Judges will not allow unnecessary criticism of losing defendants.
Admonished, scolded and slammed. Not the verbs you expect to be directed at you after winning a libel action. But they made headlines at the end of the Duke of Sussex’s defamation proceedings against The Mail on Sunday last week.
There are morals to take from this story for prince and pauper alike. First, a statement in open court is intended to publicise the achieved indication but it may also highlight judicial criticism, so be careful what you wish for. And while an apology may be worth its weight in gold, the statement to publicise it should cost considerably less.
In the High Court, Mr.

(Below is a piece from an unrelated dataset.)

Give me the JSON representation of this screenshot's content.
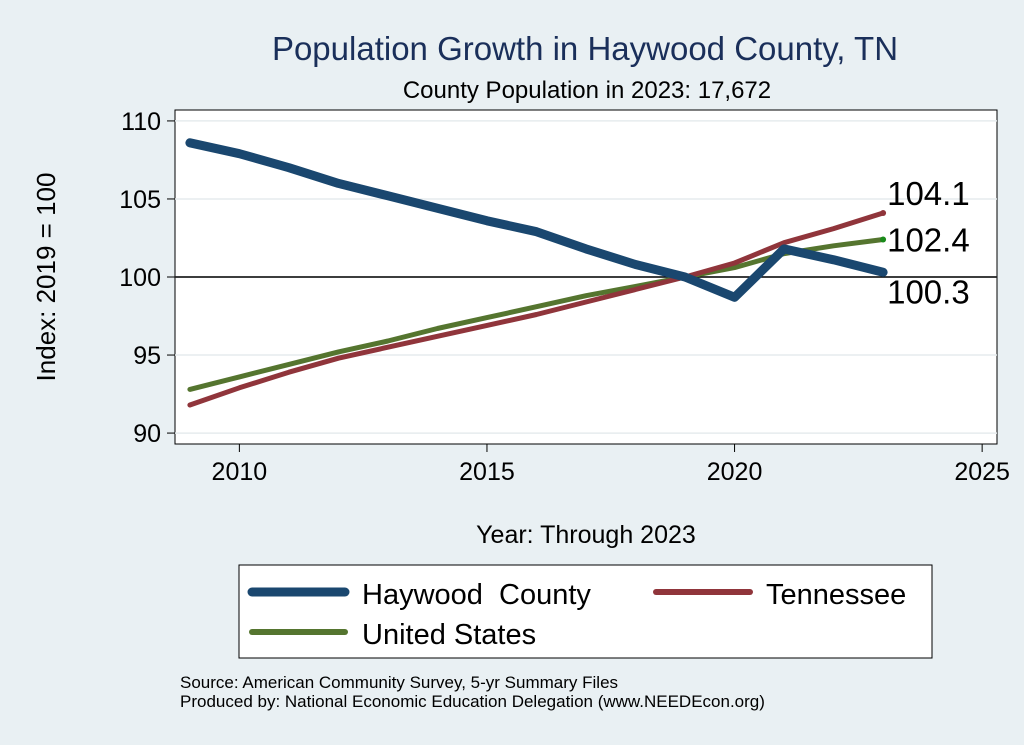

Justice Nicklin ticked off Harry and his team at the conclusion of a claim that he had brought against The Mail on Sunday and Mail Online over allegations — described by his lawyers as “baseless, false and defamatory” — that he had turned his back on the Royal Marines after stepping down from his ceremonial role.
The legal action had been settled and frequently at that stage the parties are able to agree a statement in open court to publicise the settlement and to vindicate the claimant’s reputation. However, in this case, Harry’s lawyers argued that the defendants’ apologies underplayed the seriousness of the accusations and did not expressly say that those allegations were false.

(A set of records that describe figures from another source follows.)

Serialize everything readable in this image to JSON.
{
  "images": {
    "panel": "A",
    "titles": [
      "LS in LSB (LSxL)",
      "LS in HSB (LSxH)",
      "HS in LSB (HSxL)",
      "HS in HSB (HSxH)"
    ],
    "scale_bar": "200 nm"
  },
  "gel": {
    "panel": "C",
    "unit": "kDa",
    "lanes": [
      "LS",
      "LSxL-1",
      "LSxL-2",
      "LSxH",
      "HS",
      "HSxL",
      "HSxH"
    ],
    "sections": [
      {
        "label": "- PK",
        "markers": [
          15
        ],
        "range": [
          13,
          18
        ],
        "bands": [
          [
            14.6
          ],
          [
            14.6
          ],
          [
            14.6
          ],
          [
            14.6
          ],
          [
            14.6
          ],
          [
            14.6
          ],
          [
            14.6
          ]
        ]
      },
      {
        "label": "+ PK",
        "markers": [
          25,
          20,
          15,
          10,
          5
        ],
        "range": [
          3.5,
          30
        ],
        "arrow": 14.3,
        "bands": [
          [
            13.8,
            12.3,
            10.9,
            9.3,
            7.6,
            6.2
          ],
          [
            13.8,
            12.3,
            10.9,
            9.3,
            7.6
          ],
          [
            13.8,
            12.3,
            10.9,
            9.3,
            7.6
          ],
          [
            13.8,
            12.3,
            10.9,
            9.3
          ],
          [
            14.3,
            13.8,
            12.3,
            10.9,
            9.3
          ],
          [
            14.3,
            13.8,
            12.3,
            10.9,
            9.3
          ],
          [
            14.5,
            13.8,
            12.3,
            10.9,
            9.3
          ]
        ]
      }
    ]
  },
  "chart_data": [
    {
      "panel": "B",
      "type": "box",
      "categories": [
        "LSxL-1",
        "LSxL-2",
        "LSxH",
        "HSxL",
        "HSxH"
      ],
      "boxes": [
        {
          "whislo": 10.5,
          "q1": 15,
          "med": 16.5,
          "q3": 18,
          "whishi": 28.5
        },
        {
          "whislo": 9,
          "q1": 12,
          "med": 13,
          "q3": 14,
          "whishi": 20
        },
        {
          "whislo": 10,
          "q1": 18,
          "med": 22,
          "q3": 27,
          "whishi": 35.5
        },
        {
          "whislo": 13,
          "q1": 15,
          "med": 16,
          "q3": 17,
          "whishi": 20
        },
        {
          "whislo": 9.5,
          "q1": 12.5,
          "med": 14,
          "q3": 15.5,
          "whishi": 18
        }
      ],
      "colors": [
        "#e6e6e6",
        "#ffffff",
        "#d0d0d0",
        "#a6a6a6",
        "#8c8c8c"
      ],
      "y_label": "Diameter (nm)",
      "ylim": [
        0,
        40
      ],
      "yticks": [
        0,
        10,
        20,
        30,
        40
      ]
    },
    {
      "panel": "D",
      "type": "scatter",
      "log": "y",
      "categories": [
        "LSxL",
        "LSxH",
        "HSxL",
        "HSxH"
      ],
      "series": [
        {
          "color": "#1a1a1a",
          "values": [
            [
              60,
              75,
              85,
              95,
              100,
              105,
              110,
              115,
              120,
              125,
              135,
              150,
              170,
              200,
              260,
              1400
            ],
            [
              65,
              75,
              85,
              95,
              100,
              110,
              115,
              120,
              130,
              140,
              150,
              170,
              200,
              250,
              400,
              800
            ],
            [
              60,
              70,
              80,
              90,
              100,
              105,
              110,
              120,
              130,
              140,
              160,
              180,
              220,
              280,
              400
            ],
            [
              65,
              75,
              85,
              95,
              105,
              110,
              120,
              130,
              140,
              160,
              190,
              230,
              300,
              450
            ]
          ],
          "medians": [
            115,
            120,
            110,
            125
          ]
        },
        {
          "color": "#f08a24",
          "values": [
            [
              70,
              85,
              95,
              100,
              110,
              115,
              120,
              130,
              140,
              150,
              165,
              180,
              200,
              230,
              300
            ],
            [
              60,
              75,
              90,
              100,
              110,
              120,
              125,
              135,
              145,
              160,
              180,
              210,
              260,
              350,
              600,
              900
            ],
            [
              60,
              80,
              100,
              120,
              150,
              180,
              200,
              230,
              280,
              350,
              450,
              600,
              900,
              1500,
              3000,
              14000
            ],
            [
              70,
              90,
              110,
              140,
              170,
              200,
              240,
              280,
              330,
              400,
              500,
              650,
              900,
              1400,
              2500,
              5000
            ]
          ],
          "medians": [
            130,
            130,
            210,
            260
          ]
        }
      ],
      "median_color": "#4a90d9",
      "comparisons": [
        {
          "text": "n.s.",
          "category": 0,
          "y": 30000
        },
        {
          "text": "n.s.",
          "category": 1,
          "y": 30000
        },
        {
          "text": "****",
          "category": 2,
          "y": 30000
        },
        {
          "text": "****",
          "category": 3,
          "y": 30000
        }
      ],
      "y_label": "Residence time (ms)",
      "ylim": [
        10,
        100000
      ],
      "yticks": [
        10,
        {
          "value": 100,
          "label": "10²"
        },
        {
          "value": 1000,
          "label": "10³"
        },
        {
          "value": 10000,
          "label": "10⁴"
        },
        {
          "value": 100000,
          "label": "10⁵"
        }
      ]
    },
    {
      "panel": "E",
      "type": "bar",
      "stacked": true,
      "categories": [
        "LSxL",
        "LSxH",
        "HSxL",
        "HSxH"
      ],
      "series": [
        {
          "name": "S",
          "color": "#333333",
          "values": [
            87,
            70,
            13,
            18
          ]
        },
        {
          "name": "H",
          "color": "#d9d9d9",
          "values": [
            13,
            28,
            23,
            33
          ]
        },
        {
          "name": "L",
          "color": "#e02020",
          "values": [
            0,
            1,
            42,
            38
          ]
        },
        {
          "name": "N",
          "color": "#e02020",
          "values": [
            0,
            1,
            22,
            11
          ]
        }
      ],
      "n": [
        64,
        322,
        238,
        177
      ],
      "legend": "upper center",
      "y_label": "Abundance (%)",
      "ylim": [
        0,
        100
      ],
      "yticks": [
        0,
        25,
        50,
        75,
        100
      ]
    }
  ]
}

They rightly sought to put this right and the civil procedure rules provide a mechanism that allows the court to approve a unilateral statement, as Mr. Justice Nicklin explained, “to explain why she or he brought the proceedings, why what was alleged was particularly hurtful or damaging and the effect that the publication complained of has had on the claimant”. The duke and his legal team took two attempts to produce a palatable statement, something they should have sought to agree with the defendant in advance, said the judge.
In ruling on the associated costs, the judge found them to be too rich by far for his taste, slashing them to about 10 percent of those claimed, while he found the original draft statement to have been “unduly tendentious”.
The media hound might reluctantly accept admonishment if it has been naughty, but it is unlikely to run, tail wagging, to have its nose rubbed in it. Likewise, a statement in open court that seeks to pile on unnecessary criticism will not be accepted by the court. As the judge found in Harry’s case: “A claimant cannot seek to use a statement in open court as a platform for collateral attacks on the defendant.”
The judge did not let the transgressing tabloid off scot-free as he approved a revised version of the statement, but all parties to defamation claims are left with a sharp reminder that unilateral statements must be “fair and proportionate” and that “the court will not permit them to be misused”.